La educación especializada, base de todo desarrollo industrial tecnológico, es muy limitada y sólo desarrollada privadamente, por algunas Universidades, debido a las limitaciones y reglamentaciones impuestas por el Ministerio de Educación. Y si consideramos la educación básica, que suprimió la formación moral y cívica, por considerada innecesaria en la formación del individuo, ha causado la degradación social que hoy nos aqueja.

 

El financiamiento ofrecido por el Ejecutivo, es enfocado a la prestación de servicios, lo cual necesita estabilidad jurídica y política, para que pueda florecer, siendo el Gobierno el primero en subvertir e ignorar, que la economía nacional, es una red que cubre desde el grande hasta el pequeño, enlaza la industria con el agro y el comercio, en una estrecha trama, imposible de separar la una de la otra, sin afectarlas.

 

La perspectiva es que seguramente, el Gobierno no podrá conseguir más financiamiento externo, a no ser que sí se lo den, quienes tengan intereses geopolíticos contrarios a los países democráticos y, que tendremos un mayor populismo.
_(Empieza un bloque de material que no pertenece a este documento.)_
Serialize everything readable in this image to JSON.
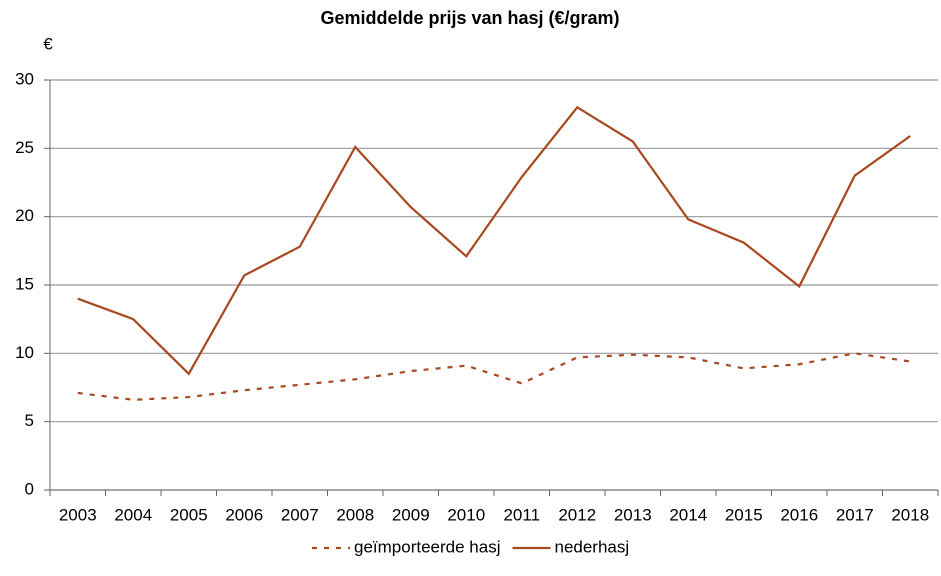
{
  "chart_data": {
    "type": "line",
    "title": "Gemiddelde prijs van hasj (€/gram)",
    "y_label": "€",
    "categories": [
      "2003",
      "2004",
      "2005",
      "2006",
      "2007",
      "2008",
      "2009",
      "2010",
      "2011",
      "2012",
      "2013",
      "2014",
      "2015",
      "2016",
      "2017",
      "2018"
    ],
    "series": [
      {
        "name": "geïmporteerde hasj",
        "color": "#a8481e",
        "line_style": "dashed",
        "values": [
          7.1,
          6.6,
          6.8,
          7.3,
          7.7,
          8.1,
          8.7,
          9.1,
          7.8,
          9.7,
          9.9,
          9.7,
          8.9,
          9.2,
          10.0,
          9.4
        ]
      },
      {
        "name": "nederhasj",
        "color": "#a8481e",
        "line_style": "solid",
        "values": [
          14.0,
          12.5,
          8.5,
          15.7,
          17.8,
          25.1,
          20.7,
          17.1,
          22.9,
          28.0,
          25.5,
          19.8,
          18.1,
          14.9,
          23.0,
          25.9
        ]
      }
    ],
    "ylim": [
      0,
      30
    ],
    "yticks": [
      0,
      5,
      10,
      15,
      20,
      25,
      30
    ],
    "grid": true,
    "legend": "bottom"
  }
}
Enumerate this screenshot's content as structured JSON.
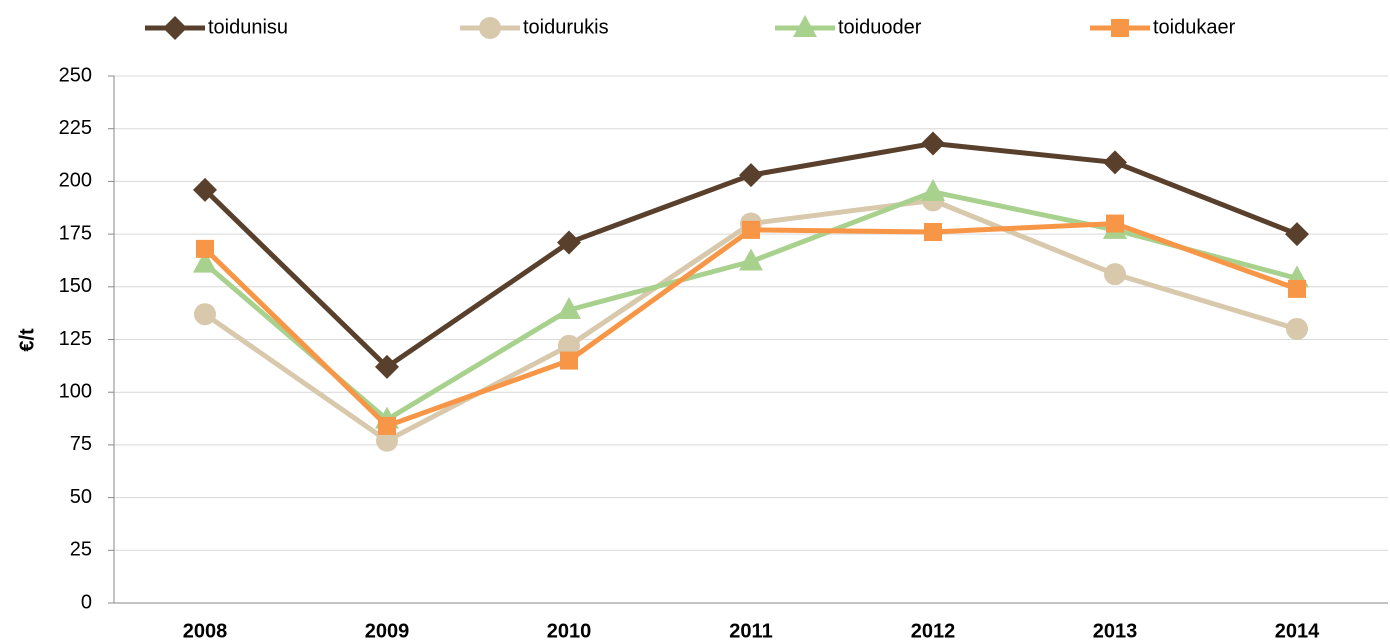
{
  "chart_data": {
    "type": "line",
    "categories": [
      "2008",
      "2009",
      "2010",
      "2011",
      "2012",
      "2013",
      "2014"
    ],
    "y_label": "€/t",
    "ylim": [
      0,
      250
    ],
    "yticks": [
      0,
      25,
      50,
      75,
      100,
      125,
      150,
      175,
      200,
      225,
      250
    ],
    "grid": true,
    "legend": "top",
    "series": [
      {
        "name": "toidunisu",
        "color": "#59402c",
        "marker": "diamond",
        "values": [
          196,
          112,
          171,
          203,
          218,
          209,
          175
        ]
      },
      {
        "name": "toidurukis",
        "color": "#d8c8ac",
        "marker": "circle",
        "values": [
          137,
          77,
          122,
          180,
          191,
          156,
          130
        ]
      },
      {
        "name": "toiduoder",
        "color": "#a9d18e",
        "marker": "triangle",
        "values": [
          161,
          87,
          139,
          162,
          195,
          177,
          154
        ]
      },
      {
        "name": "toidukaer",
        "color": "#f79646",
        "marker": "square",
        "values": [
          168,
          84,
          115,
          177,
          176,
          180,
          149
        ]
      }
    ]
  }
}
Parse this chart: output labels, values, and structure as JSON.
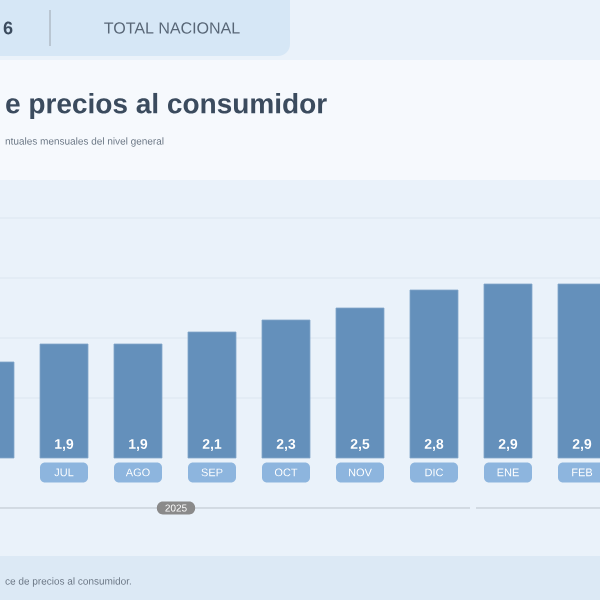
{
  "chart_data": {
    "type": "bar",
    "title": "e precios al consumidor",
    "subtitle": "ntuales mensuales del nivel general",
    "annotations": [
      "6",
      "TOTAL NACIONAL",
      "2025",
      "ce de precios al consumidor."
    ],
    "categories": [
      null,
      "JUL",
      "AGO",
      "SEP",
      "OCT",
      "NOV",
      "DIC",
      "ENE",
      "FEB"
    ],
    "values": [
      1.6,
      1.9,
      1.9,
      2.1,
      2.3,
      2.5,
      2.8,
      2.9,
      2.9
    ],
    "value_labels": [
      null,
      "1,9",
      "1,9",
      "2,1",
      "2,3",
      "2,5",
      "2,8",
      "2,9",
      "2,9"
    ],
    "color": "#6490bb",
    "ylim": [
      0,
      4
    ],
    "yticks": [
      {
        "value": 1,
        "label": null
      },
      {
        "value": 2,
        "label": null
      },
      {
        "value": 3,
        "label": null
      },
      {
        "value": 4,
        "label": null
      }
    ],
    "grid": "y",
    "tick_labels": "x"
  }
}
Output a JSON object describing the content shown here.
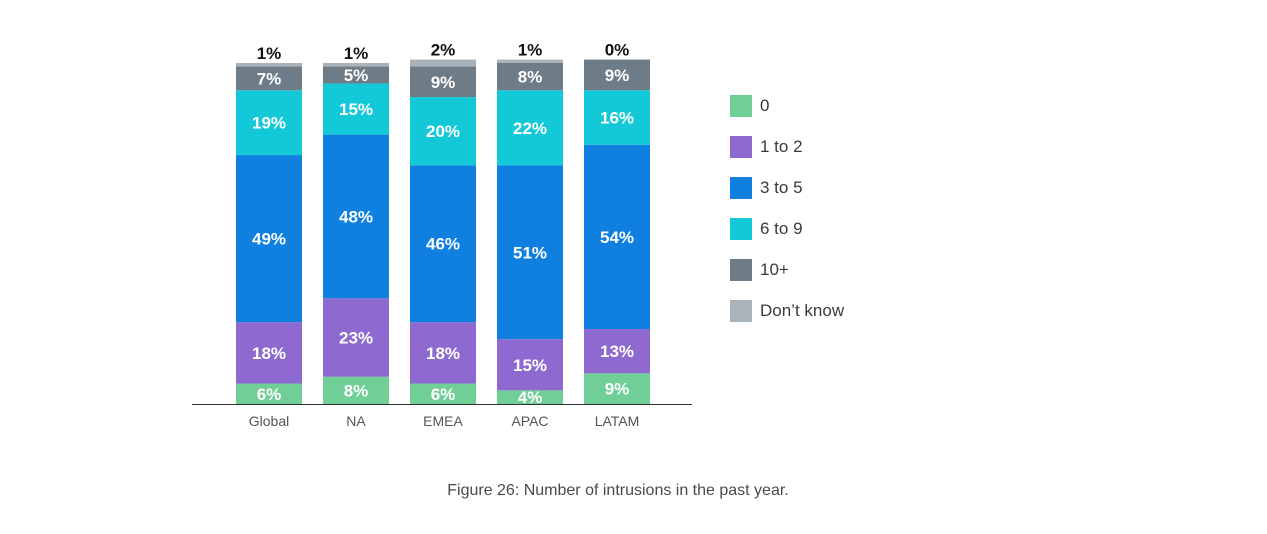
{
  "chart_data": {
    "type": "bar",
    "stacked": true,
    "categories": [
      "Global",
      "NA",
      "EMEA",
      "APAC",
      "LATAM"
    ],
    "series": [
      {
        "name": "0",
        "color": "#6fcf97",
        "values": [
          6,
          8,
          6,
          4,
          9
        ]
      },
      {
        "name": "1 to 2",
        "color": "#8e6ad0",
        "values": [
          18,
          23,
          18,
          15,
          13
        ]
      },
      {
        "name": "3 to 5",
        "color": "#0f7fe0",
        "values": [
          49,
          48,
          46,
          51,
          54
        ]
      },
      {
        "name": "6 to 9",
        "color": "#13c9d8",
        "values": [
          19,
          15,
          20,
          22,
          16
        ]
      },
      {
        "name": "10+",
        "color": "#6e7c87",
        "values": [
          7,
          5,
          9,
          8,
          9
        ]
      },
      {
        "name": "Don’t know",
        "color": "#aab2ba",
        "values": [
          1,
          1,
          2,
          1,
          0
        ]
      }
    ],
    "ylim": [
      0,
      100
    ],
    "value_labels": [
      "%"
    ],
    "legend_position": "right",
    "grid": false
  },
  "caption": "Figure 26: Number of intrusions in the past year."
}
La división entre los salvadoreños se acrecienta: entre aquellos conscientes de la realidad y los que aún creen que, con la destrucción del otro, obtendrán mayor bienestar. Las tendencias políticas, abandonan sus posiciones tradicionales, para aliarse contra el autoritarismo, que es cada vez más visible; mientras, el Ejecutivo prepara un posible cierre, para evitar una explosión social en su contra.